Westborough High School alumna writes book about female athletes
By Morgan Hume, Contributing editor
WESTBOROUGH – Emily Williams has made many transitions over the years. She went from being a basketball player to being a team coach. More recently, she has gone from athlete to author. Alumni of Westborough High School (WHS) recently published a book to help young women in sport.
Her first book “Lady-thletes” is designed to be a guide for young female athletes navigating the field, as well as for relationships, friendships, and academics.
Williams loves spending time working as a basketball coach, but when the pandemic hit last year, many athletic programs shut down.
Make an impact off the pitch
“I missed this dialogue. I missed the connection with the players, ”said Williams.
Even though she couldn’t be sidelined, she wanted to continue to have a positive impact on young girls and help them succeed on and off the pitch. So she wrote a book about the biggest lessons she learned over the years in the world of sports.
“Lady-thletes” covers everything from learning time management skills to finding ways to prioritize romantic relationships, study, family and, of course, athletics.
Williams’ own experiences, including his days at WHS, helped add a personal touch to the book. In one chapter, she describes how players should try to forge their own identity outside of sport, as it’s something that she has had to learn the hard way.
“As I got older and quit playing to be a coach, I had a whole identity crisis,” said Williams. “I identified myself as a basketball player. It was “Emily is a basketball player”, not Emily anything else. ”
The book is not written exclusively for young girls or athletes. Lessons unwrapped in Lady-thletes are versatile and Williams says there’s a lot for coaches to learn as well.
“I asked a few coaches to contact me and say, ‘I loved your book! It was great insight for my players, ”said Williams. “Being able to understand what’s going on in a player’s mind helps you be a better coach.”
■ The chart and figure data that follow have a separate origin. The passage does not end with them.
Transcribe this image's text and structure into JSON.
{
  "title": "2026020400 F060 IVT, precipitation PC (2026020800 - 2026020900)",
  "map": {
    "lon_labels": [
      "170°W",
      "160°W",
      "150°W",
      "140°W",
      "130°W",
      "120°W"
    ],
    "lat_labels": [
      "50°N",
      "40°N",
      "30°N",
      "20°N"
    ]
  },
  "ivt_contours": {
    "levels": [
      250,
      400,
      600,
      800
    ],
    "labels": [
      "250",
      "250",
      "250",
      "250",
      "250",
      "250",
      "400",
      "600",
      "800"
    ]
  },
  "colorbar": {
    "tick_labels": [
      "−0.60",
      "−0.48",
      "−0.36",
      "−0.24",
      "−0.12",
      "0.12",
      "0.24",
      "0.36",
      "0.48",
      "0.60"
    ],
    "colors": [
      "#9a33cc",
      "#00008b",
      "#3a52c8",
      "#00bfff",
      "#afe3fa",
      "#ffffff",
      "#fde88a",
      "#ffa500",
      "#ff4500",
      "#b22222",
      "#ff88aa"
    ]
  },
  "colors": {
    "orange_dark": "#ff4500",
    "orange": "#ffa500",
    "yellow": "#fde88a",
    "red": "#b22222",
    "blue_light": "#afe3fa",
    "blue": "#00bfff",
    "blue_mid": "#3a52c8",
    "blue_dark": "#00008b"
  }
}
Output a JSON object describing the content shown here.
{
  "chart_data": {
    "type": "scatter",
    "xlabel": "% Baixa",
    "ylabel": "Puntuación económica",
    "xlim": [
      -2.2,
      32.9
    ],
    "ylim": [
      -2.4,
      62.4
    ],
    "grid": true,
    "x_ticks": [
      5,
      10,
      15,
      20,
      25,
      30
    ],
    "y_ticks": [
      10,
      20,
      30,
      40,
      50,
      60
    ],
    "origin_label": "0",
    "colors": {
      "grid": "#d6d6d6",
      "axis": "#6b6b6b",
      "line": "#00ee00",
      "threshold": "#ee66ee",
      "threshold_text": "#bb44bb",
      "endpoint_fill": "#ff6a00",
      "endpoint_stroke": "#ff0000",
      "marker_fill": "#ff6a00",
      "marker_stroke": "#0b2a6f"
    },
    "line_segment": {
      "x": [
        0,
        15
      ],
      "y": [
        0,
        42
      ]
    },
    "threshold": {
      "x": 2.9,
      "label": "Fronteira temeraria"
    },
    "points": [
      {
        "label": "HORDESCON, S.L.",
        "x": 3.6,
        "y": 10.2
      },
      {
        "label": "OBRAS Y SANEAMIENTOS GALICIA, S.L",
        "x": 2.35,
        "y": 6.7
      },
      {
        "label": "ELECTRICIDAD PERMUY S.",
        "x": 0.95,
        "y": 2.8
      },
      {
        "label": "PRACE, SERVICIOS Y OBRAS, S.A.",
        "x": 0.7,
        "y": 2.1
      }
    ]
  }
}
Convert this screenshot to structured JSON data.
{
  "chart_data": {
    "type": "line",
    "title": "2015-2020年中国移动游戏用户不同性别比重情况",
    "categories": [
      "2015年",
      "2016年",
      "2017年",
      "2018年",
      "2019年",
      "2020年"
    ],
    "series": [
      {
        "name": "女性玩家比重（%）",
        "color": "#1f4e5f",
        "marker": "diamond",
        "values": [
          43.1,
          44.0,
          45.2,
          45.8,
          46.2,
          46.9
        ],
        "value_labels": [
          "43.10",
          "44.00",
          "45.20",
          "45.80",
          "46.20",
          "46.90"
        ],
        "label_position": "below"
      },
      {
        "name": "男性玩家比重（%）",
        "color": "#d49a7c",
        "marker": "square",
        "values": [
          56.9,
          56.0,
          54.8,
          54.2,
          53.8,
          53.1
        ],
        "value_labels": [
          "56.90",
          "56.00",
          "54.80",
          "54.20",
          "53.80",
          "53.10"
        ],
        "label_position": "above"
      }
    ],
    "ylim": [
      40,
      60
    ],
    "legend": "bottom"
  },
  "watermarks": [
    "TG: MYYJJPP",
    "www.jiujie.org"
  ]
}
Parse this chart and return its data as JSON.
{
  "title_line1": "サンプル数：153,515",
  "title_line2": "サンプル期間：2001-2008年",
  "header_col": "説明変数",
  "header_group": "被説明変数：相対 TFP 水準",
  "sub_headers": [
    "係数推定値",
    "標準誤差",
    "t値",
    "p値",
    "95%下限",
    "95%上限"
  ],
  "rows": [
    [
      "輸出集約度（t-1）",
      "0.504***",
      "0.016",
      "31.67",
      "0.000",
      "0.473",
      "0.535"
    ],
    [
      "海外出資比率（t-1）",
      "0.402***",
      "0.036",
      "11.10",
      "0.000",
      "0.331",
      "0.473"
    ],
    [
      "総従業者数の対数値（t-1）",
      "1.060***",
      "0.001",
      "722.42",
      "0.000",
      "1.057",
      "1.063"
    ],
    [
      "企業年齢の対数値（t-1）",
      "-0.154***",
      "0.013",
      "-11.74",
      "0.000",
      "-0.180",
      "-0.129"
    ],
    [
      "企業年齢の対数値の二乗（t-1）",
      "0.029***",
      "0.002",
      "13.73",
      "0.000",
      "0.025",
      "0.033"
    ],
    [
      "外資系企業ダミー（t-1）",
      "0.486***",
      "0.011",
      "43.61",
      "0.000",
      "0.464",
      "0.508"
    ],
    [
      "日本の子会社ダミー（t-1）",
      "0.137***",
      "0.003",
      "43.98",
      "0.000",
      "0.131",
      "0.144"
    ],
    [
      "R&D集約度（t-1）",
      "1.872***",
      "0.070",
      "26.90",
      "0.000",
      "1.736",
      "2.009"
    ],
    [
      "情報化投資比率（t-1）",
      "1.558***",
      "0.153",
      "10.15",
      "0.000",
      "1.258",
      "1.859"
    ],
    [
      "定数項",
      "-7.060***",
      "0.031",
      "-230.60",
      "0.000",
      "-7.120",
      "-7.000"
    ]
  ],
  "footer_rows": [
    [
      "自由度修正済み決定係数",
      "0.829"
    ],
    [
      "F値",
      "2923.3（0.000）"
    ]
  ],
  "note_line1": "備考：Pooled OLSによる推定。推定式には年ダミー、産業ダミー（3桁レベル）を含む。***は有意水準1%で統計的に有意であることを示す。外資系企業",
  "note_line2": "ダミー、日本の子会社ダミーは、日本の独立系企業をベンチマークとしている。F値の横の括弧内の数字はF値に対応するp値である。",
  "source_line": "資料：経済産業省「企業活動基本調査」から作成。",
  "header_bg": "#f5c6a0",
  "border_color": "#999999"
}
William said that due to coronavirus restrictions and being at home more often, she was left with a lot more free time. She said that without a long commute to and from work, she was able to block an extra hour or two a day. She devoted her free time to crafts “Lady-thletes” and could write the book in about six months.
When contact sports become safe again, Williams plans to return to where she was – a basketball coach. She wants to help young girls improve in their sport. She also wants to mentor them through a period of transition and rapid development in their lives, as well as bond with their teammates.
“I think the best part for me is when I have a team that goes from 12 strangers to 12 best friends,” said Williams. “Watching a player grow and watching his team grow is the most rewarding aspect.”
“Lady-thletes” is available for purchase on Amazon. Williams hopes the book will reach other bookstores and retailers soon.